Paulino domina todos os aspectos da produção: extrai o sal do solo com picareta e pá, transporta-o até à fábrica, remove as impurezas, tritura-o e ensaca-o. Esfrega as mãos calejadas e manchadas enquanto fala, semicerrando os olhos sob o barrete andino de malha ao virar-se para o Sol.

Paulino já pensou em instalar uma fábrica de sal nas margens do Poopó, trabalhando com o grupo não-governamental Centro de Ecologia e do Poo Andino. O director-executivo do grupo, Gilberto Pauwels, explica que os seus colegas estão a avaliar todas as possibilidades para ajudar os uru a desenvolverem outras formas de subsistência, preservarem as suas comunidades e manterem viva a sua cultura. Puñaca Tinta María é apenas uma das aldeias quase abandonadas, situadas junto de um lago seco que deixou os pescadores e caçadores de subsistência sem saberem o que fazer para alimentar as suas famílias.
É um padrão que se repete em todo o mundo.
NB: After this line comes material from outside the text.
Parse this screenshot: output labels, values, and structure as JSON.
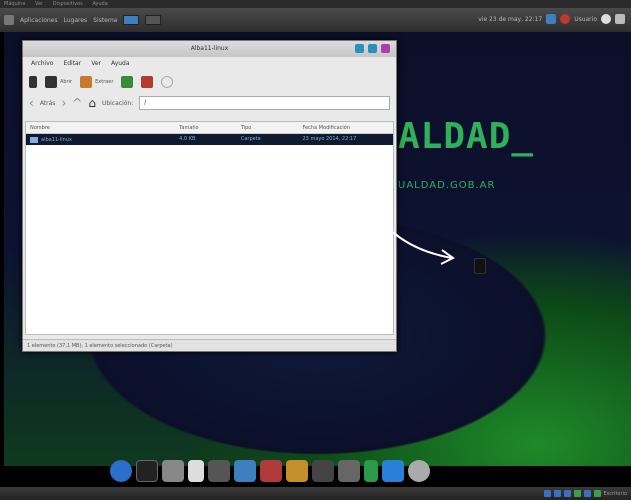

Paulino sonha com a recuperação do lago e com o regresso dos peixes e das aves aquáticas. Recorda com nostalgia a sua antiga vida, a maneira como cresceu a caçar e a pescar com o pai e outros parentes. Os uru acreditam que são descendentes do primeiro povo a instalar-se no Altiplano há 3.700 anos. Um estudo genético realizado em 2013 sugere que talvez tenham razão, revelando uma ascendência específica, provavelmente derivada de linhagens andinas ancestrais. Este povo independente, que viveu em tempos em ilhas de juncos flutuantes, durou mais do que o império inca e sobreviveu à conquista espanhola. Agora, porém, os uru do Poopó enfrentam o desaparecimento do seu amado lago. “Se não houver lago, não há povo uru”, resume Paulino. “Ele dá-nos comida e futuro.”